Real Estate

Could a CT real estate scam have been stopped by catching a typo?


A spelling error small enough for even a careful reader to miss, on a land deed filed more than a decade ago, might have halted the property sale fraud that’s causing a stir in Fairfield with a $1.5 million house in dispute. 

But like that house built on the very same parcel at 51 Sky Top Terrace, no one caught the mistake before a developer unwittingly bought the property from a sham seller for $350,000 last October and spent months and hundreds of thousands of dollars more. Or maybe someone did catch the glitch before the sale and didn’t act on it.  

Either way, the seemingly tiny error on a deed for the land brings to light a largely hidden step in the sale of real estate — title searches — and raises the stakes on a controversy over how they should be done. Jacqueline Purcell, president of the title searchers association in Connecticut, sees the error — a typo, basically — as a big deal that speaks volumes.

There for all to see, or more likely, to gloss over, is the 2010 “trustee deed” in which a family trust granted full ownership of the wooded, 0.45-acre lot to Daniel Kenigsberg, who was already part of the trust. 

“Know ye, that DANIEL KENIGSBERG, Co-Trustee of the ESTHER S. KENIGBERG TRUST, dated Oct. 7, 1991, and SAMUEL L. BRAUNSTEIN, Successor Co-Trustee of the ESTHER S. KENIGBERG TRUST…do grant, bargain, sell and confirm unto the said DANIEL KENIGSBERG, all right, title, interest, claim and demand…”

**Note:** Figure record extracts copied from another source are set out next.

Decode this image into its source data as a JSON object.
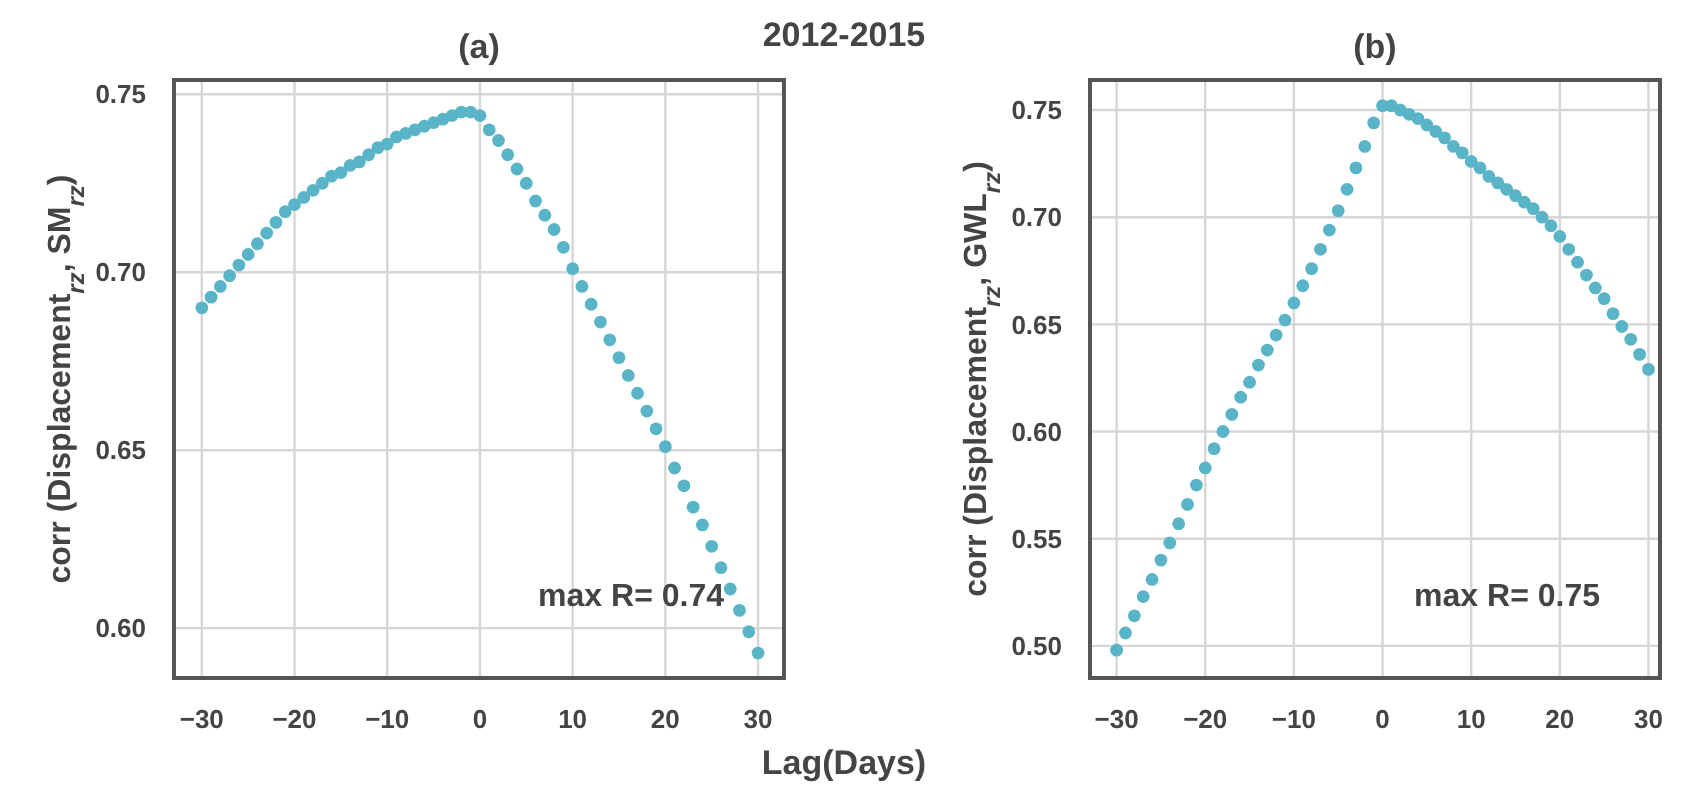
{
  "chart_data": [
    {
      "type": "scatter",
      "title": "(a)",
      "ylabel": "corr (Displacement$_{rz}$, SM$_{rz}$)",
      "xlabel": "Lag(Days)",
      "annotations": [
        "2012-2015",
        "max R= 0.74"
      ],
      "marker": "circle",
      "grid": true,
      "x": [
        -30,
        -29,
        -28,
        -27,
        -26,
        -25,
        -24,
        -23,
        -22,
        -21,
        -20,
        -19,
        -18,
        -17,
        -16,
        -15,
        -14,
        -13,
        -12,
        -11,
        -10,
        -9,
        -8,
        -7,
        -6,
        -5,
        -4,
        -3,
        -2,
        -1,
        0,
        1,
        2,
        3,
        4,
        5,
        6,
        7,
        8,
        9,
        10,
        11,
        12,
        13,
        14,
        15,
        16,
        17,
        18,
        19,
        20,
        21,
        22,
        23,
        24,
        25,
        26,
        27,
        28,
        29,
        30
      ],
      "series": [
        {
          "color": "#5ab4c8",
          "values": [
            0.69,
            0.693,
            0.696,
            0.699,
            0.702,
            0.705,
            0.708,
            0.711,
            0.714,
            0.717,
            0.719,
            0.721,
            0.723,
            0.725,
            0.727,
            0.728,
            0.73,
            0.731,
            0.733,
            0.735,
            0.736,
            0.738,
            0.739,
            0.74,
            0.741,
            0.742,
            0.743,
            0.744,
            0.745,
            0.745,
            0.744,
            0.74,
            0.737,
            0.733,
            0.729,
            0.725,
            0.72,
            0.716,
            0.712,
            0.707,
            0.701,
            0.696,
            0.691,
            0.686,
            0.681,
            0.676,
            0.671,
            0.666,
            0.661,
            0.656,
            0.651,
            0.645,
            0.64,
            0.634,
            0.629,
            0.623,
            0.617,
            0.611,
            0.605,
            0.599,
            0.593
          ]
        }
      ],
      "xlim": [
        -33,
        32.8
      ],
      "xticks": [
        {
          "value": -30,
          "label": "−30"
        },
        {
          "value": -20,
          "label": "−20"
        },
        {
          "value": -10,
          "label": "−10"
        },
        0,
        10,
        20,
        30
      ],
      "ylim": [
        0.586,
        0.754
      ],
      "yticks": [
        {
          "value": 0.6,
          "label": "0.60"
        },
        {
          "value": 0.65,
          "label": "0.65"
        },
        {
          "value": 0.7,
          "label": "0.70"
        },
        {
          "value": 0.75,
          "label": "0.75"
        }
      ]
    },
    {
      "type": "scatter",
      "title": "(b)",
      "ylabel": "corr (Displacement$_{rz}$, GWL$_{rz}$)",
      "annotations": [
        "max R= 0.75"
      ],
      "marker": "circle",
      "grid": true,
      "x": [
        -30,
        -29,
        -28,
        -27,
        -26,
        -25,
        -24,
        -23,
        -22,
        -21,
        -20,
        -19,
        -18,
        -17,
        -16,
        -15,
        -14,
        -13,
        -12,
        -11,
        -10,
        -9,
        -8,
        -7,
        -6,
        -5,
        -4,
        -3,
        -2,
        -1,
        0,
        1,
        2,
        3,
        4,
        5,
        6,
        7,
        8,
        9,
        10,
        11,
        12,
        13,
        14,
        15,
        16,
        17,
        18,
        19,
        20,
        21,
        22,
        23,
        24,
        25,
        26,
        27,
        28,
        29,
        30
      ],
      "series": [
        {
          "color": "#5ab4c8",
          "values": [
            0.498,
            0.506,
            0.514,
            0.523,
            0.531,
            0.54,
            0.548,
            0.557,
            0.566,
            0.575,
            0.583,
            0.592,
            0.6,
            0.608,
            0.616,
            0.623,
            0.631,
            0.638,
            0.645,
            0.652,
            0.66,
            0.668,
            0.676,
            0.685,
            0.694,
            0.703,
            0.713,
            0.723,
            0.733,
            0.744,
            0.752,
            0.752,
            0.75,
            0.748,
            0.746,
            0.743,
            0.74,
            0.737,
            0.733,
            0.73,
            0.726,
            0.723,
            0.719,
            0.716,
            0.713,
            0.71,
            0.707,
            0.704,
            0.7,
            0.696,
            0.691,
            0.685,
            0.679,
            0.673,
            0.667,
            0.662,
            0.655,
            0.649,
            0.643,
            0.636,
            0.629
          ]
        }
      ],
      "xlim": [
        -33,
        31.3
      ],
      "xticks": [
        {
          "value": -30,
          "label": "−30"
        },
        {
          "value": -20,
          "label": "−20"
        },
        {
          "value": -10,
          "label": "−10"
        },
        0,
        10,
        20,
        30
      ],
      "ylim": [
        0.485,
        0.764
      ],
      "yticks": [
        {
          "value": 0.5,
          "label": "0.50"
        },
        {
          "value": 0.55,
          "label": "0.55"
        },
        {
          "value": 0.6,
          "label": "0.60"
        },
        {
          "value": 0.65,
          "label": "0.65"
        },
        {
          "value": 0.7,
          "label": "0.70"
        },
        {
          "value": 0.75,
          "label": "0.75"
        }
      ]
    }
  ]
}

This trustee deed from 2010 misspelled the name of the family trust that transfeered ownership of the land that was sold in an apparent scam last October on Sky Top Terrace in Fairfield. 

Fairfield records screen shot

Did you catch the error? “Kenigberg” in the name of the trust should be spelled “Kenigsberg,” with an s in the middle. I missed it when I read the same document as I reported my July 30 column on this odd case, possibly the only one in the United States in which a house was built on land purchased by a sham seller.